奢文莊抬起頭,閉緊眼睛,神情痛苦的說道:“已經沒有機會了,眼下最緊要的,是絕不能讓宋家暗投淮東的消息洩露出去,我們要沉住氣!”

宋家在泉州雖只有四五千兵馬,但淮東在夷洲島的水營及步卒,合計將有兩萬眾。若宋家與淮東已經形成密議,泉州戰事一旦展開,淮東從夷洲島調兵進入泉州支援,只需要兩天時間。  
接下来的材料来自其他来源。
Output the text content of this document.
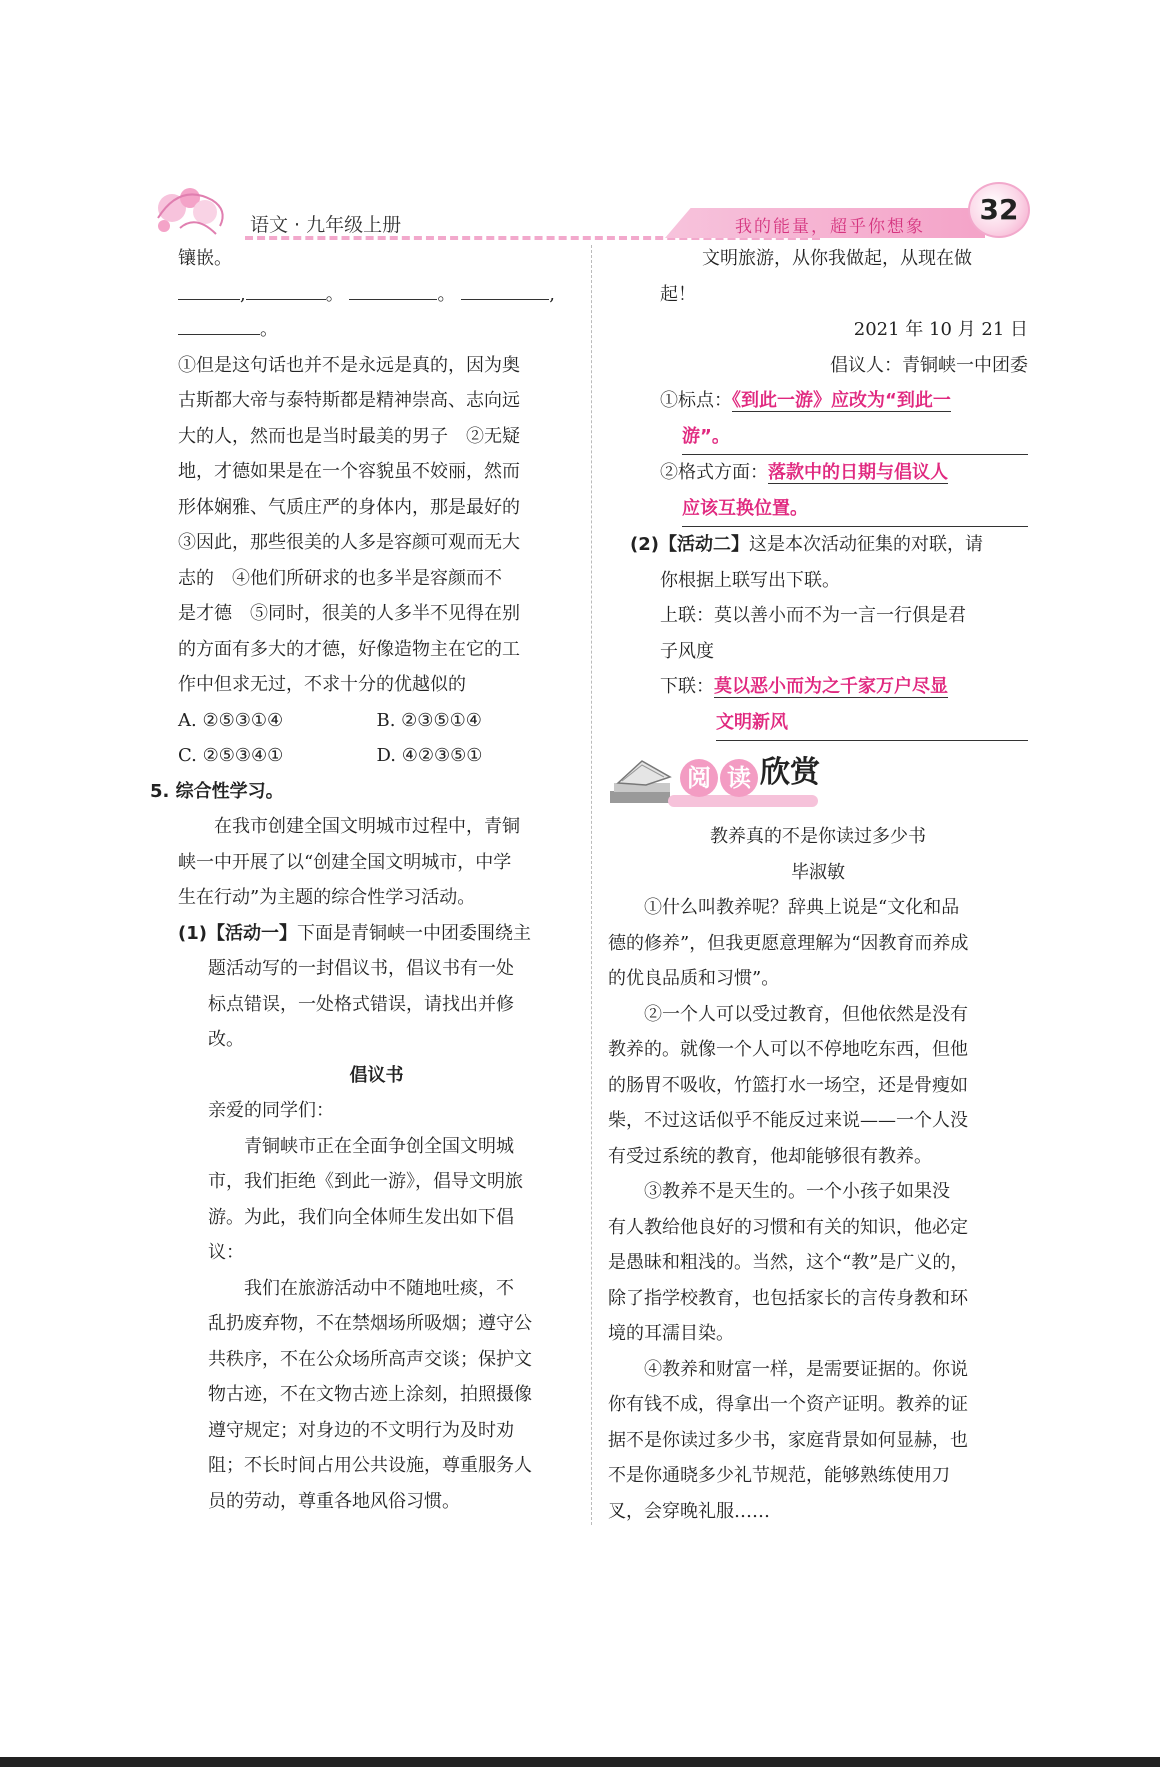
语文 · 九年级上册	我的能量，超乎你想象
32

镶嵌。

,	。	。	,

。

①但是这句话也并不是永远是真的，因为奥

古斯都大帝与泰特斯都是精神崇高、志向远

大的人，然而也是当时最美的男子　②无疑

地，才德如果是在一个容貌虽不姣丽，然而

形体娴雅、气质庄严的身体内，那是最好的

③因此，那些很美的人多是容颜可观而无大

志的　④他们所研求的也多半是容颜而不

是才德　⑤同时，很美的人多半不见得在别

的方面有多大的才德，好像造物主在它的工

作中但求无过，不求十分的优越似的

A. ②⑤③①④	B. ②③⑤①④
C. ②⑤③④①	D. ④②③⑤①

5. 综合性学习。

在我市创建全国文明城市过程中，青铜

峡一中开展了以“创建全国文明城市，中学

生在行动”为主题的综合性学习活动。

(1)【活动一】下面是青铜峡一中团委围绕主

题活动写的一封倡议书，倡议书有一处

标点错误，一处格式错误，请找出并修

改。

倡议书

亲爱的同学们：

青铜峡市正在全面争创全国文明城

市，我们拒绝《到此一游》，倡导文明旅

游。为此，我们向全体师生发出如下倡

议：

我们在旅游活动中不随地吐痰，不

乱扔废弃物，不在禁烟场所吸烟；遵守公

共秩序，不在公众场所高声交谈；保护文

物古迹，不在文物古迹上涂刻，拍照摄像

遵守规定；对身边的不文明行为及时劝

阻；不长时间占用公共设施，尊重服务人

员的劳动，尊重各地风俗习惯。

文明旅游，从你我做起，从现在做

起！

2021 年 10 月 21 日

倡议人：青铜峡一中团委

①标点：《到此一游》应改为“到此一

游”。

②格式方面：落款中的日期与倡议人

应该互换位置。

(2)【活动二】这是本次活动征集的对联，请

你根据上联写出下联。

上联：莫以善小而不为一言一行俱是君

子风度

下联：莫以恶小而为之千家万户尽显

文明新风

阅 读 欣赏

教养真的不是你读过多少书

毕淑敏

①什么叫教养呢？辞典上说是“文化和品

德的修养”，但我更愿意理解为“因教育而养成

的优良品质和习惯”。

②一个人可以受过教育，但他依然是没有

教养的。就像一个人可以不停地吃东西，但他

的肠胃不吸收，竹篮打水一场空，还是骨瘦如

柴，不过这话似乎不能反过来说——一个人没

有受过系统的教育，他却能够很有教养。

③教养不是天生的。一个小孩子如果没

有人教给他良好的习惯和有关的知识，他必定

是愚昧和粗浅的。当然，这个“教”是广义的，

除了指学校教育，也包括家长的言传身教和环

境的耳濡目染。

④教养和财富一样，是需要证据的。你说

你有钱不成，得拿出一个资产证明。教养的证

据不是你读过多少书，家庭背景如何显赫，也

不是你通晓多少礼节规范，能够熟练使用刀

叉，会穿晚礼服……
誰有把握能在這麼短的時間裡,將泉州城勢如雷霆的拿下?  

浙閩大軍雖然剛剛拿下豫章,但贛南腹地的贛州及宜陽還沒有攻下來,這時候在泉州、晉安大打出手,而淮東很可能同時對東陽縣用兵——如此災難性的場面,以奢文莊之能,也沒有勇氣面對!  

以奢家眼下捉襟見肘的財力,維持一線用兵已經是勉強,三線用兵,除非發生奇蹟,不然難逃全局崩潰的慘淡結局。  
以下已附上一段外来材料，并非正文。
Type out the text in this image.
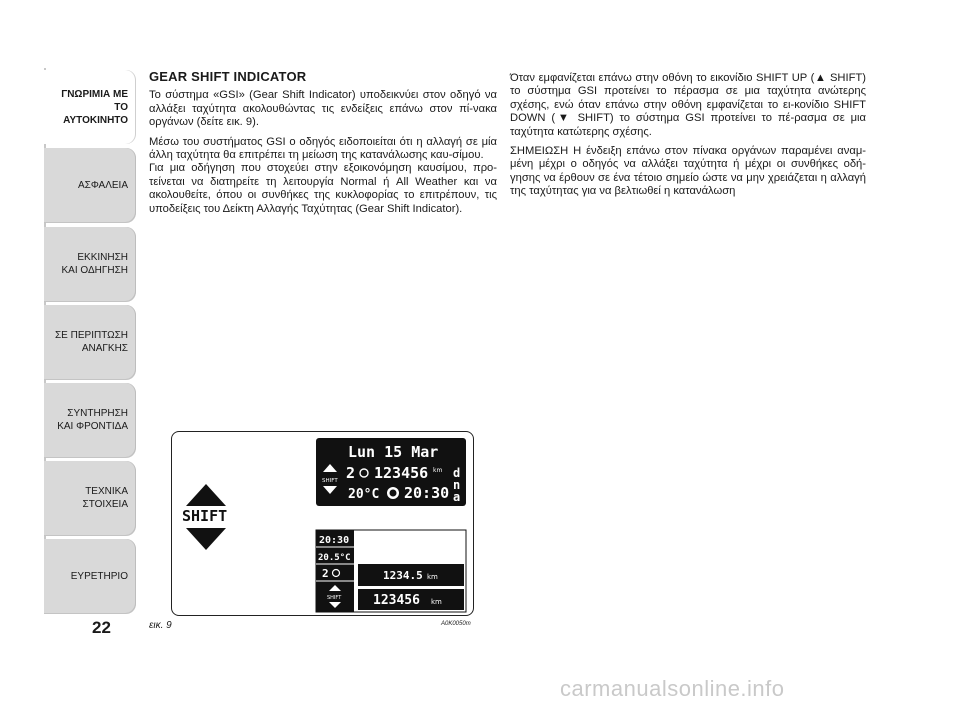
ΓΝΩΡΙΜΙΑ ΜΕ ΤΟ
ΑΥΤΟΚΙΝΗΤΟ
ΑΣΦΑΛΕΙΑ
ΕΚΚΙΝΗΣΗ
ΚΑΙ ΟΔΗΓΗΣΗ
ΣΕ ΠΕΡΙΠΤΩΣΗ
ΑΝΑΓΚΗΣ
ΣΥΝΤΗΡΗΣΗ
ΚΑΙ ΦΡΟΝΤΙΔΑ
ΤΕΧΝΙΚΑ
ΣΤΟΙΧΕΙΑ
ΕΥΡΕΤΗΡΙΟ
22
GEAR SHIFT INDICATOR

Το σύστημα «GSI» (Gear Shift Indicator) υποδεικνύει στον οδηγό να αλλάξει ταχύτητα ακολουθώντας τις ενδείξεις επάνω στον πί-νακα οργάνων (δείτε εικ. 9).

Μέσω του συστήματος GSI ο οδηγός ειδοποιείται ότι η αλλαγή σε μία άλλη ταχύτητα θα επιτρέπει τη μείωση της κατανάλωσης καυ-σίμου.

Για μια οδήγηση που στοχεύει στην εξοικονόμηση καυσίμου, προ-τείνεται να διατηρείτε τη λειτουργία Normal ή All Weather και να ακολουθείτε, όπου οι συνθήκες της κυκλοφορίας το επιτρέπουν, τις υποδείξεις του Δείκτη Αλλαγής Ταχύτητας (Gear Shift Indicator).

Όταν εμφανίζεται επάνω στην οθόνη το εικονίδιο SHIFT UP (▲ SHIFT) το σύστημα GSI προτείνει το πέρασμα σε μια ταχύτητα ανώτερης σχέσης, ενώ όταν επάνω στην οθόνη εμφανίζεται το ει-κονίδιο SHIFT DOWN (▼ SHIFT) το σύστημα GSI προτείνει το πέ-ρασμα σε μια ταχύτητα κατώτερης σχέσης.

ΣΗΜΕΙΩΣΗ Η ένδειξη επάνω στον πίνακα οργάνων παραμένει αναμ-μένη μέχρι ο οδηγός να αλλάξει ταχύτητα ή μέχρι οι συνθήκες οδή-γησης να έρθουν σε ένα τέτοιο σημείο ώστε να μην χρειάζεται η αλλαγή της ταχύτητας για να βελτιωθεί η κατανάλωση

SHIFT
Lun 15 Mar
SHIFT 2 123456 km
20°C 20:30
d
n
a
20:30
20.5°C
2
SHIFT
1234.5 km
123456 km
εικ. 9	A0K0050m
carmanualsonline.info
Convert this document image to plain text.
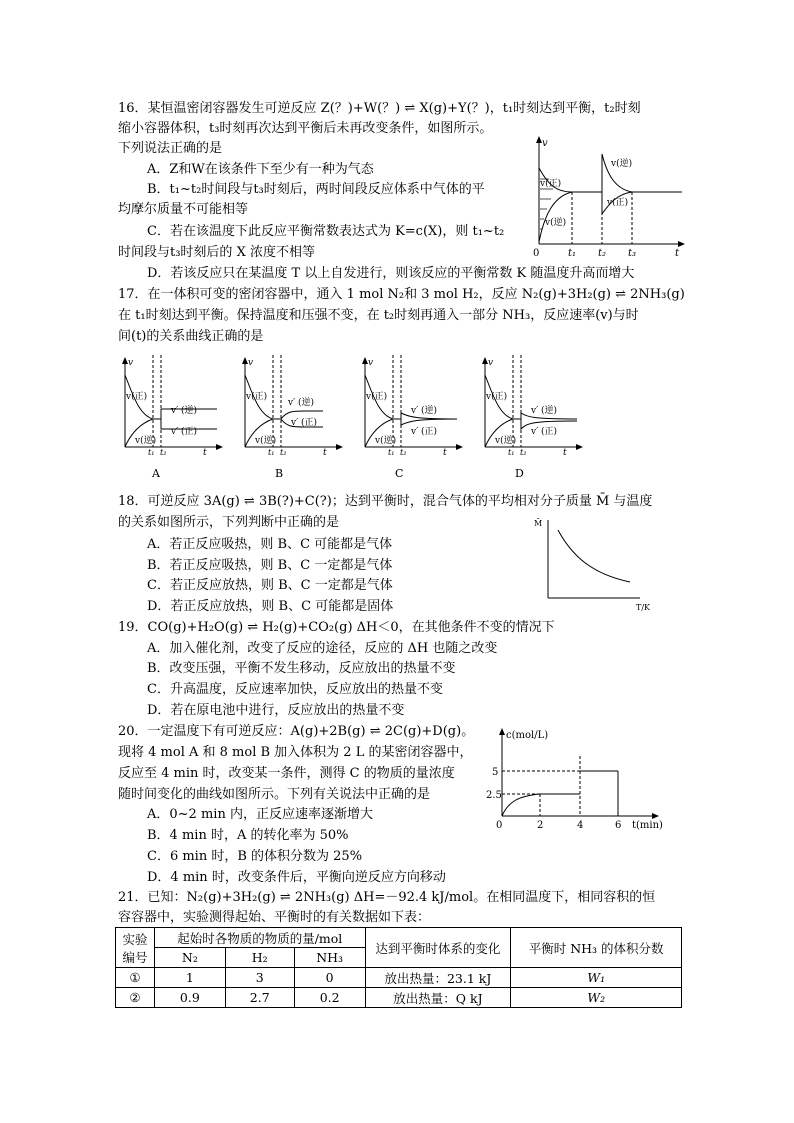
16．某恒温密闭容器发生可逆反应 Z(？)+W(？) ⇌ X(g)+Y(？)，t₁时刻达到平衡，t₂时刻
缩小容器体积，t₃时刻再次达到平衡后未再改变条件，如图所示。
下列说法正确的是
A．Z和W在该条件下至少有一种为气态
B．t₁~t₂时间段与t₃时刻后，两时间段反应体系中气体的平
均摩尔质量不可能相等
C．若在该温度下此反应平衡常数表达式为 K=c(X)，则 t₁~t₂
时间段与t₃时刻后的 X 浓度不相等
D．若该反应只在某温度 T 以上自发进行，则该反应的平衡常数 K 随温度升高而增大
v
v(正)
v(逆)
v(逆)
v(正)
0	t₁ t₂ t₃	t
17．在一体积可变的密闭容器中，通入 1 mol N₂和 3 mol H₂，反应 N₂(g)+3H₂(g) ⇌ 2NH₃(g)
在 t₁时刻达到平衡。保持温度和压强不变，在 t₂时刻再通入一部分 NH₃，反应速率(v)与时
间(t)的关系曲线正确的是
v
v(正)
v(逆)
v′ (逆)
v′ (正)
t₁ t₂	t
v
v(正)
v(逆)
v′ (逆)
v′ (正)
t₁ t₂	t
v
v(正)
v(逆)
v′ (逆)
v′ (正)
t₁ t₂	t
v
v(正)
v(逆)
v′ (逆)
v′ (正)
t₁ t₂	t
A	B	C	D
18．可逆反应 3A(g) ⇌ 3B(?)+C(?)；达到平衡时，混合气体的平均相对分子质量 M̄ 与温度
的关系如图所示，下列判断中正确的是
A．若正反应吸热，则 B、C 可能都是气体
B．若正反应吸热，则 B、C 一定都是气体
C．若正反应放热，则 B、C 一定都是气体
D．若正反应放热，则 B、C 可能都是固体
M̄
T/K
19．CO(g)+H₂O(g) ⇌ H₂(g)+CO₂(g) ΔH＜0，在其他条件不变的情况下
A．加入催化剂，改变了反应的途径，反应的 ΔH 也随之改变
B．改变压强，平衡不发生移动，反应放出的热量不变
C．升高温度，反应速率加快，反应放出的热量不变
D．若在原电池中进行，反应放出的热量不变
20．一定温度下有可逆反应：A(g)+2B(g) ⇌ 2C(g)+D(g)。
现将 4 mol A 和 8 mol B 加入体积为 2 L 的某密闭容器中，
反应至 4 min 时，改变某一条件，测得 C 的物质的量浓度
随时间变化的曲线如图所示。下列有关说法中正确的是
A．0~2 min 内，正反应速率逐渐增大
B．4 min 时，A 的转化率为 50%
C．6 min 时，B 的体积分数为 25%
D．4 min 时，改变条件后，平衡向逆反应方向移动
c(mol/L)
t(min)
5
2.5
0	2	4	6
21．已知：N₂(g)+3H₂(g) ⇌ 2NH₃(g) ΔH=－92.4 kJ/mol。在相同温度下，相同容积的恒
容容器中，实验测得起始、平衡时的有关数据如下表：
实验
编号	起始时各物质的物质的量/mol			达到平衡时体系的变化	平衡时 NH₃ 的体积分数
	N₂	H₂	NH₃		
①	1	3	0	放出热量：23.1 kJ	W₁
②	0.9	2.7	0.2	放出热量：Q kJ	W₂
“總不能叫小人得志?”奢飛虎不甘心不服氣不認輸。  

“淮東劃出驅虎吞狼的道來,我們也只能沿著這條道走下去,不然又能如何?”奢文莊話音裡有著抑不住的悲涼,“這也是我們最後能把握的機會了。”

江淮戰事平息有旬月時間,梁習身死、東平城陷,燕胡兵馬就陸續撤還濟南,淮東在徐泗的兵馬不慌不忙的在進行休整,沒有倉促南調對閩東施加壓力的跡象——奢文莊這時候自然能肯定淮東是要藉他們的刀去攪亂西線的局勢。  
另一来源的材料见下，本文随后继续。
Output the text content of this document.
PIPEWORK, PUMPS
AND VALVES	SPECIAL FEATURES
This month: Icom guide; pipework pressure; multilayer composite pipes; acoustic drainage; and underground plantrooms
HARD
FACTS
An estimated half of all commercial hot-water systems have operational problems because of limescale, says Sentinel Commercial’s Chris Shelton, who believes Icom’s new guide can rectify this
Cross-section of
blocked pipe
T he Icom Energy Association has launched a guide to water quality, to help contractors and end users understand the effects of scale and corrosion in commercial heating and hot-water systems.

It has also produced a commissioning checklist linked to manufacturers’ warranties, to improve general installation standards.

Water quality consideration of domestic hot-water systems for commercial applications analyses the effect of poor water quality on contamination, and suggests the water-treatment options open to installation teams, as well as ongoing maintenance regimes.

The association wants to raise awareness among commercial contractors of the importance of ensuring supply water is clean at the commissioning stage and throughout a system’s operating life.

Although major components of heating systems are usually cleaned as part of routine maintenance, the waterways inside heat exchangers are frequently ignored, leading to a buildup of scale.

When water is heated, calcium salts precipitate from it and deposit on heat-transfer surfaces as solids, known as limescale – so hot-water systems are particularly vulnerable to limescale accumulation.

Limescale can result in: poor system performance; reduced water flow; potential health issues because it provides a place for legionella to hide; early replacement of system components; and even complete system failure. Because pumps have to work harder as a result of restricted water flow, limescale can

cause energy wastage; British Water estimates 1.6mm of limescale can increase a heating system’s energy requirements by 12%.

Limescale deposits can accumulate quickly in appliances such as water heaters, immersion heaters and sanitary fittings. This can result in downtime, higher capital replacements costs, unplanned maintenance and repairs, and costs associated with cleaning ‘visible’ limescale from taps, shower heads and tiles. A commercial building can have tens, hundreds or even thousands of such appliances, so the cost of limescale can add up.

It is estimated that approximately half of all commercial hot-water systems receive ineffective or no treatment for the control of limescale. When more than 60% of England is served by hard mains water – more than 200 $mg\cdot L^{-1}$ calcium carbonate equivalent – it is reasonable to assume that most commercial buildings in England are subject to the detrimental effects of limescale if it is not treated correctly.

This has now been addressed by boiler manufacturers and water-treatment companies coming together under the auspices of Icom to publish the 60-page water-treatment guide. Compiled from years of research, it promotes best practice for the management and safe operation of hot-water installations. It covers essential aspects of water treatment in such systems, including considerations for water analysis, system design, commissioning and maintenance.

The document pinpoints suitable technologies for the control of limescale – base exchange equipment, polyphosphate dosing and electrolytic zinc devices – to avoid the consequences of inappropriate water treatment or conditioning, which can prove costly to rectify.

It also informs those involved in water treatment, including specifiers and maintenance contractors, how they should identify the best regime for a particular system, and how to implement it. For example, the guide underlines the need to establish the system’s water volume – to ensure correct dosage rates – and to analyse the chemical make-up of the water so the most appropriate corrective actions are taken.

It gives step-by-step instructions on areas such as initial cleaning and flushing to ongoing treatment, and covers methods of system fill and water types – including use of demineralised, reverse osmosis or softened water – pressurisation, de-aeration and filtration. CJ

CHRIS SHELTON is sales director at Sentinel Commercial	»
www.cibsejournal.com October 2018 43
而淮東行驅虎吞狼之策所暴露出來的野心,已經不再局限於一方諸侯,而是將閩贛兩浙、兩湖兩淮都劃為淮東的棋盤,為淮東兵馬西進、逆奪天下埋下伏筆。  

他們為生存在贛南掙扎得越激烈,整個形勢將越有利於淮東。  

奢飛虎毅然捏起拳頭,狠狠的壓在桌案上:“可惡!”

“眼下,我們還能爭得半年到一年的時間,只要能及時迅速蕩平贛南,鹿死誰手,此時還言之甚早,”奢文莊說道,“但是眼下,泉州以南的府縣,已是到了考慮放棄的時機了……”

既然淮東有縱他們西進的意圖,不趁機將散於外線的兵馬跟資源收攏回來,等到淮東大舉從閩東沿海登岸,為時就晚了——閩南、閩東南沿海地區,對奢家來說,竟然是外線,想想也真是可憐。  

這時即使抓到宋家與淮東勾結的實證,奢文莊也要千方百計的隱瞞——一旦宋家投附的消息傳開去,淮東多半會迫於江寧的壓力,提前對閩東下手。另一方面,宋家叛投淮東的消息傳出去,會嚴重影響其他六姓的士氣跟決心,萬一真有一兩家意志不堅,整個浙閩軍都會分崩離析。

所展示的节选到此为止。